The four individuals included in this study were premedical students, not enrolled in medical school at the time of participation. They were selected to represent individuals with minimal prior exposure to impairment evaluation, allowing us to assess the ease of use and learning curve of the two editions of the AMA Guides from a novice perspective.
The participants were recruited through voluntary outreach from a university premedical advising program and were not part of a formal or themed class on occupational injury or impairment evaluation. Their academic standing was fourth-year undergraduate students, with a shared interest in medicine but no prior experience using the AMA Guides. This cohort was intentionally selected to help demonstrate usability differences between the editions among users with little to no background in formal clinical assessment.
Three physician experts and four premedical students were given the 2008 edition of the AMA Guides Sixth Edition—excluding case examples—along with step-by-step instructions and sample data to complete impairment assessments for five test cases. They then repeated the process using the steps and enhanced DBI tables from the AMA Guides Sixth Edition 2024. Given the premedical students’ limited experience with impairment ratings, they received additional guidance and could ask questions before performing their evaluations.
To mitigate potential learning effects from the fixed order of exposure (2008 edition followed by 2024 edition), several methodological safeguards were implemented. Evaluators repeated the impairment ratings eight weeks later, using the same cases presented in randomized order for each participant. This interval and randomization helped minimize recall and sequence bias, preserving the integrity of intrarater and interrater reliability.
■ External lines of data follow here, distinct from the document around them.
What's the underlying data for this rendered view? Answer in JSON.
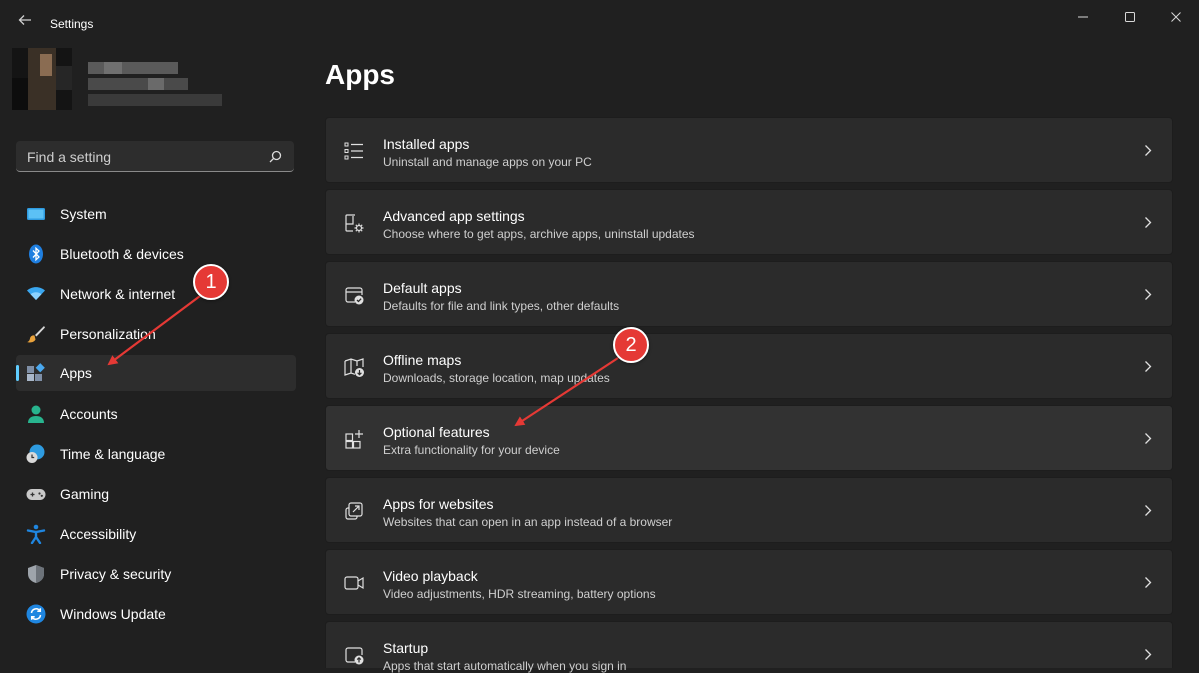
{
  "window": {
    "title": "Settings"
  },
  "search": {
    "placeholder": "Find a setting"
  },
  "nav": {
    "selected": "Apps",
    "items": [
      {
        "label": "System",
        "icon": "system-icon"
      },
      {
        "label": "Bluetooth & devices",
        "icon": "bluetooth-icon"
      },
      {
        "label": "Network & internet",
        "icon": "network-icon"
      },
      {
        "label": "Personalization",
        "icon": "brush-icon"
      },
      {
        "label": "Apps",
        "icon": "apps-icon"
      },
      {
        "label": "Accounts",
        "icon": "accounts-icon"
      },
      {
        "label": "Time & language",
        "icon": "time-language-icon"
      },
      {
        "label": "Gaming",
        "icon": "gaming-icon"
      },
      {
        "label": "Accessibility",
        "icon": "accessibility-icon"
      },
      {
        "label": "Privacy & security",
        "icon": "shield-icon"
      },
      {
        "label": "Windows Update",
        "icon": "update-icon"
      }
    ]
  },
  "main": {
    "title": "Apps",
    "cards": [
      {
        "title": "Installed apps",
        "subtitle": "Uninstall and manage apps on your PC",
        "icon": "list-icon"
      },
      {
        "title": "Advanced app settings",
        "subtitle": "Choose where to get apps, archive apps, uninstall updates",
        "icon": "app-settings-icon"
      },
      {
        "title": "Default apps",
        "subtitle": "Defaults for file and link types, other defaults",
        "icon": "default-apps-icon"
      },
      {
        "title": "Offline maps",
        "subtitle": "Downloads, storage location, map updates",
        "icon": "map-icon"
      },
      {
        "title": "Optional features",
        "subtitle": "Extra functionality for your device",
        "icon": "optional-features-icon"
      },
      {
        "title": "Apps for websites",
        "subtitle": "Websites that can open in an app instead of a browser",
        "icon": "open-external-icon"
      },
      {
        "title": "Video playback",
        "subtitle": "Video adjustments, HDR streaming, battery options",
        "icon": "video-icon"
      },
      {
        "title": "Startup",
        "subtitle": "Apps that start automatically when you sign in",
        "icon": "startup-icon"
      }
    ]
  },
  "annotations": {
    "badge1": "1",
    "badge2": "2"
  },
  "colors": {
    "accent": "#60cdff",
    "annotation": "#e53935",
    "background": "#202020",
    "card": "#2b2b2b"
  }
}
Additionally, this second round increased the number of data points, further strengthening the study’s statistical analysis and overall findings.
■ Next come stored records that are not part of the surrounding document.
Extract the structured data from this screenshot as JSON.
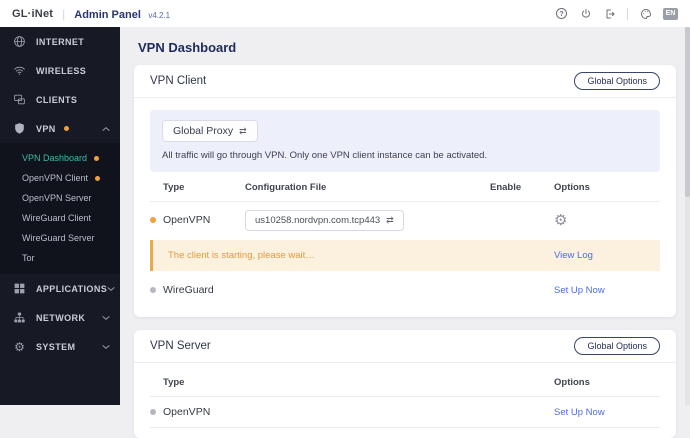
{
  "header": {
    "logo": "GL·iNet",
    "app_title": "Admin Panel",
    "version": "v4.2.1",
    "language": "EN",
    "icons": {
      "help": "question-mark-circle",
      "power": "power-symbol",
      "logout": "exit-arrow",
      "theme": "palette"
    }
  },
  "sidebar": {
    "items": [
      {
        "label": "INTERNET",
        "icon": "globe-icon"
      },
      {
        "label": "WIRELESS",
        "icon": "wifi-icon"
      },
      {
        "label": "CLIENTS",
        "icon": "devices-icon"
      },
      {
        "label": "VPN",
        "icon": "shield-icon",
        "expanded": true,
        "notification_dot": true
      },
      {
        "label": "APPLICATIONS",
        "icon": "grid-icon",
        "expanded": false
      },
      {
        "label": "NETWORK",
        "icon": "sitemap-icon",
        "expanded": false
      },
      {
        "label": "SYSTEM",
        "icon": "gear-icon",
        "expanded": false
      }
    ],
    "vpn_submenu": [
      {
        "label": "VPN Dashboard",
        "active": true,
        "notification_dot": true
      },
      {
        "label": "OpenVPN Client",
        "active": false,
        "notification_dot": true
      },
      {
        "label": "OpenVPN Server",
        "active": false
      },
      {
        "label": "WireGuard Client",
        "active": false
      },
      {
        "label": "WireGuard Server",
        "active": false
      },
      {
        "label": "Tor",
        "active": false
      }
    ]
  },
  "main": {
    "page_title": "VPN Dashboard",
    "vpn_client": {
      "title": "VPN Client",
      "global_options_label": "Global Options",
      "proxy_banner": {
        "mode_label": "Global Proxy",
        "swap_icon": "⇄",
        "description": "All traffic will go through VPN. Only one VPN client instance can be activated."
      },
      "table": {
        "headers": {
          "type": "Type",
          "config": "Configuration File",
          "enable": "Enable",
          "options": "Options"
        },
        "rows": [
          {
            "type": "OpenVPN",
            "dot_color": "orange",
            "config_file": "us10258.nordvpn.com.tcp443",
            "enabled": true
          },
          {
            "type": "WireGuard",
            "dot_color": "gray",
            "action": "Set Up Now"
          }
        ]
      },
      "status_banner": {
        "message": "The client is starting, please wait…",
        "action": "View Log"
      }
    },
    "vpn_server": {
      "title": "VPN Server",
      "global_options_label": "Global Options",
      "table": {
        "headers": {
          "type": "Type",
          "options": "Options"
        },
        "rows": [
          {
            "type": "OpenVPN",
            "dot_color": "gray",
            "action": "Set Up Now"
          }
        ]
      }
    }
  },
  "colors": {
    "sidebar_bg": "#171a24",
    "submenu_bg": "#10131b",
    "active_teal": "#3db9a6",
    "notification_orange": "#f0a13e",
    "toggle_on": "#53b5d7",
    "link_blue": "#4b6de6",
    "warning_bg": "#fbf1de",
    "warning_border": "#e9a94d",
    "warning_text": "#e5993f",
    "title_navy": "#1e2a5c"
  }
}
Normality testing revealed that the data did not meet the required assumptions, with skewness and kurtosis values exceeding 1.0. As a result, comparisons between the 2008 and 2024 editions of the AMA Guides Sixth Edition were performed using Wilcoxon rank-sum tests. Interrater reliability was evaluated using kappa statistics. All statistical analyses were conducted at a significance threshold of 0.05 using SAS software, version 9.4 (SAS Institute, Cary, NC, USA).
3. Results
3.1. Time to Complete Rating (Ease of Use)
The three physician experts completed ratings using the
AMA Guides 2008 in an average of 15.4 min. With the
AMA Guides 2024, this time was reduced to just 5.0 min—representing a 67.5% time saving—while maintaining 100% accuracy or reliability in both rounds (
Table 3). Cohen’s Kappa, calculated with SAS, was 1.0 for both interrater and intrarater reliability [
21,
22].
For the four premedical students, the average completion time was 26.4 min using the 2008 edition, compared to 8.4 min with the 2024 edition, reflecting a 68.2% time reduction (
Table 4). The longer time with the 2008 edition resulted from navigating non-key factor tables to apply functional history, physical examination, and clinical study adjustments within the net adjustment formula. The original 2008 case examples were intentionally designed to align with the 2008 impairment assessment criteria, thereby minimizing the need for premedical students to engage in deeper clinical reasoning to identify the “preferred” grade modifiers—mild, moderate, or severe—as outlined in the grade modifier tables. It is important to note that these simplified examples do not reflect the complexity typically encountered by professional evaluators when conducting actual impairment ratings.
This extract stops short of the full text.